I’m decomposing a kernel into several files, but some strange behavior occurred.
Code:
// In fused_arith_242_part0.cu - Template implementation
template <typename Field>
__device__ void part0(ConstPolyPtr const* vars, PolyPtr const* mut_vars, unsigned long long idx) {
Field tmp2 = make_slice_iter<Field>(vars[1])[idx];
Field tmp1 = make_slice_iter<Field>(vars[0])[idx];
Field tmp0 = tmp1 * tmp2; // This multiplication is incorrectly optimized out
make_slice_iter<Field>(mut_vars[0])[idx] = tmp0;
}
// In wrapper.cu - Ground truth implementation (works correctly)
template <typename Field>
__launch_bounds__(256) __global__ void fused_arith_242(ConstPolyPtr const* vars, PolyPtr const* mut_vars, unsigned long long len) {
unsigned long long idx = blockIdx.x * blockDim.x + threadIdx.x;
if (idx >= len) return;
auto tmp2 = make_slice_iter<Field>(vars[1])[idx];
auto tmp1 = make_slice_iter<Field>(vars[0])[idx];
auto tmp0 = tmp1 * tmp2;
make_slice_iter<Field>(mut_vars[0])[idx] = tmp0;
}
// modulized implementation which triggers the bug
template <typename Field>
__launch_bounds__(256) __global__ void fused_arith_242(ConstPolyPtr const* vars, PolyPtr const* mut_vars, unsigned long long len) {
unsigned long long idx = blockIdx.x * blockDim.x + threadIdx.x;
if (idx >= len) return;
part0<Field>(
vars, mut_vars, idx
);
}
Issue Description: A complex optimization issue has been identified that depends on both template usage and code organization:
-
Code Organization Dependencies:
a.
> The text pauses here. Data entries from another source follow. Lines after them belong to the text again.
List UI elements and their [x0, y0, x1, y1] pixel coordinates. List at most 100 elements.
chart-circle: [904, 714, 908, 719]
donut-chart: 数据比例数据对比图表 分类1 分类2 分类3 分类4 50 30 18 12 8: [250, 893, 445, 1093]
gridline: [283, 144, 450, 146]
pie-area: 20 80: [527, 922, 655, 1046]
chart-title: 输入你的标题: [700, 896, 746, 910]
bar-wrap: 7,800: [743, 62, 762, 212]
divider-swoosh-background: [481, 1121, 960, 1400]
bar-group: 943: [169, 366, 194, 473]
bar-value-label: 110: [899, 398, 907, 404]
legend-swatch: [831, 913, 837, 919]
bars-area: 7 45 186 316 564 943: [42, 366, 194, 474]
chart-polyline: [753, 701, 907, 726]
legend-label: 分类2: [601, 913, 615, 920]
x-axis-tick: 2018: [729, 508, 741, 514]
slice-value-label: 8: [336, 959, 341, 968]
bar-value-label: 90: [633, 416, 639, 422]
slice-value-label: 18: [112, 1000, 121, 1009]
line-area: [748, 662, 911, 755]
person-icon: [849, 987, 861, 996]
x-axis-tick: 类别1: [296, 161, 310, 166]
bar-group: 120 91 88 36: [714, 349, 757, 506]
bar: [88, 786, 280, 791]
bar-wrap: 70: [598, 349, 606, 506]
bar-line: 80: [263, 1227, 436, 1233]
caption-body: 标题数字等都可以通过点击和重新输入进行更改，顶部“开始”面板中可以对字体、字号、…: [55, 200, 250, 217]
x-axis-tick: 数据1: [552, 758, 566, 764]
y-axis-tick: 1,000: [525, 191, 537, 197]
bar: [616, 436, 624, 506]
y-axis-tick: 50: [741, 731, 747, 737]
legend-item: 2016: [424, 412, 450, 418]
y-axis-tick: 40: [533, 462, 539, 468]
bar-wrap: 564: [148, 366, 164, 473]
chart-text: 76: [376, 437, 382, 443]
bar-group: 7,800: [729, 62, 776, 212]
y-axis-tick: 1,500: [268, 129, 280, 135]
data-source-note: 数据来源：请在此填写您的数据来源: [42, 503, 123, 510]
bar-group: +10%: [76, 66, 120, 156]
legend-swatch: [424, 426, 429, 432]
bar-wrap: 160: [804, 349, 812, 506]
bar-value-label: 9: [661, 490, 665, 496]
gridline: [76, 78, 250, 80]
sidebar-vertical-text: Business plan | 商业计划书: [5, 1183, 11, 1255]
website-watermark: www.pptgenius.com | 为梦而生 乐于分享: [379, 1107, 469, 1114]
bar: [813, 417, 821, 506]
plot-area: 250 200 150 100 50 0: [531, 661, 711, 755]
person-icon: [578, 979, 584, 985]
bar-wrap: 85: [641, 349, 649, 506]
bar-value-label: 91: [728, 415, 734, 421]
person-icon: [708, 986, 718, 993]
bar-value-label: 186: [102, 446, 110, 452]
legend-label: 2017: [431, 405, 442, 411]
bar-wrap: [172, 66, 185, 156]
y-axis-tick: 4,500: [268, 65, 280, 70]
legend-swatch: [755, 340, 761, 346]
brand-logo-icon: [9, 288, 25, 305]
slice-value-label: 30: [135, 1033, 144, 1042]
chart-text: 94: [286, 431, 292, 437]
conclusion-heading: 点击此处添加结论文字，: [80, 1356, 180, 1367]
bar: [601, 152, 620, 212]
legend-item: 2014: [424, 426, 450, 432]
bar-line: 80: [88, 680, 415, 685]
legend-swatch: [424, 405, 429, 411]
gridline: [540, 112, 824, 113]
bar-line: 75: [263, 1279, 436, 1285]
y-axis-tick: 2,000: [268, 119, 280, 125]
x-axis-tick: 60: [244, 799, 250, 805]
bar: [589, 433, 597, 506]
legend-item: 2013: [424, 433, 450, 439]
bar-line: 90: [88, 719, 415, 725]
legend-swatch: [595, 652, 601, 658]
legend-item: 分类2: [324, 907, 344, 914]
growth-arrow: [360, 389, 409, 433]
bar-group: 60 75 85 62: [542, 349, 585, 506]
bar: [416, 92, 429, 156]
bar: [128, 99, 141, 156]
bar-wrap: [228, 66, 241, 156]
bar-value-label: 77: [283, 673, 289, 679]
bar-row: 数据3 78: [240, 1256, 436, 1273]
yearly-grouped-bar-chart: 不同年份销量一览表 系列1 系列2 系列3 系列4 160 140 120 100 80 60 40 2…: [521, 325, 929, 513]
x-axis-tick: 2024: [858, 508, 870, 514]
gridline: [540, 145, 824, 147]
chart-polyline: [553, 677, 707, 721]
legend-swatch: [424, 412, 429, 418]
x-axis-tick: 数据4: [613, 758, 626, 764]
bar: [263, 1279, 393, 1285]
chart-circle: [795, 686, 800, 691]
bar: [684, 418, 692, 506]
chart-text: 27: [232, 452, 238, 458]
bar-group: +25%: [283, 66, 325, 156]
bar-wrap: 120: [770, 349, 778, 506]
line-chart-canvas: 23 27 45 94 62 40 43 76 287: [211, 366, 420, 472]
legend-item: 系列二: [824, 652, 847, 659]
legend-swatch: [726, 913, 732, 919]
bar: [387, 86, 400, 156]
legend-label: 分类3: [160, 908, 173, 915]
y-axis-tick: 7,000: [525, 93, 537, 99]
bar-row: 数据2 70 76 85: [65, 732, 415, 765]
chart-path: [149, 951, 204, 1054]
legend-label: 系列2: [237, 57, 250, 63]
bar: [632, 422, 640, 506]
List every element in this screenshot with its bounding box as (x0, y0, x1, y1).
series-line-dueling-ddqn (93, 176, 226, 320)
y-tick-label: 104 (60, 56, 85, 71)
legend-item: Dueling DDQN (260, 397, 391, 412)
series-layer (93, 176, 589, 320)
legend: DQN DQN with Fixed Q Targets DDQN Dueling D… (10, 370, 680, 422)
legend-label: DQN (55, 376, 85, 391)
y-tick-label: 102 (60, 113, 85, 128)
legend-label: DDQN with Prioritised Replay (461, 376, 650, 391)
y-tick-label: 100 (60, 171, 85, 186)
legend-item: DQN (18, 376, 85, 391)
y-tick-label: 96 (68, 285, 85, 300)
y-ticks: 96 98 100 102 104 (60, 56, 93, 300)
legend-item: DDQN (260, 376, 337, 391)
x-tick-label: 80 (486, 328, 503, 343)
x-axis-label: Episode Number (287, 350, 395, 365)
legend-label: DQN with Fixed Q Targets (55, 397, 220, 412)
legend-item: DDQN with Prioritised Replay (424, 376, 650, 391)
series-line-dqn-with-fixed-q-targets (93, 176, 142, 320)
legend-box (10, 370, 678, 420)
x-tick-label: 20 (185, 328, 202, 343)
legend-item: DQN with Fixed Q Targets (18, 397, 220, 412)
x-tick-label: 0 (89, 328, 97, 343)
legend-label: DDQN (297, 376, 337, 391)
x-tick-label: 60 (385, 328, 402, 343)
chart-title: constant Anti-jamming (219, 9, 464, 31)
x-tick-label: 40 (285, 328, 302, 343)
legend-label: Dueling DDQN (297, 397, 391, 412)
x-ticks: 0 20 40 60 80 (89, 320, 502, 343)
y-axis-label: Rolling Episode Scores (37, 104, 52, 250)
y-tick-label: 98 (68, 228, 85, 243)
Working Cases:
- Non-template implementation
- Template implementation in a single file
- Template implementation with int type
b. Failing Case:
- Template implementation split across files
- Using bn254::Element as template parameter (large number computation)
-
Type Dependency:
- int type: Works in all cases
- bn254::Element: Fails with split template implementation
-
Optimization Behavior:
-
In split template implementation:
Field tmp1 = make_slice_iter<Field>(vars[0])[idx]; Field tmp0 = tmp1 * tmp2; // Incorrectly optimized out // when inputing with [1, 2, 3, 4] and [2, 3, 4, 5] (all in big number format) // the output is [1, 3, 4, 5] // but the truth is [2, 6, 12, 20]
-
-
Verification Methods: Working Solutions:
// Solution 1: Non-template implementation auto tmp1 = make_slice_iter<bn254::Element>(vars[0])[idx]; auto tmp0 = tmp1 * tmp2; // Solution 2: Add printf Field tmp1 = make_slice_iter<Field>(vars[0])[idx]; printf("tmp1: %d\n", tmp1.to_number().limbs[0]); Field tmp0 = tmp1 * tmp2;
Impact:
- Silent failure in cryptographic computations
- Affects only complex field types in split template implementations
- No compilation errors or runtime crashes
Workarounds:
- Keep template implementation in a single file
- Use non-template implementation
- Add printf statements to prevent optimization
I think this maybe a bug caused by nvcc? Or is it caused by other known issues?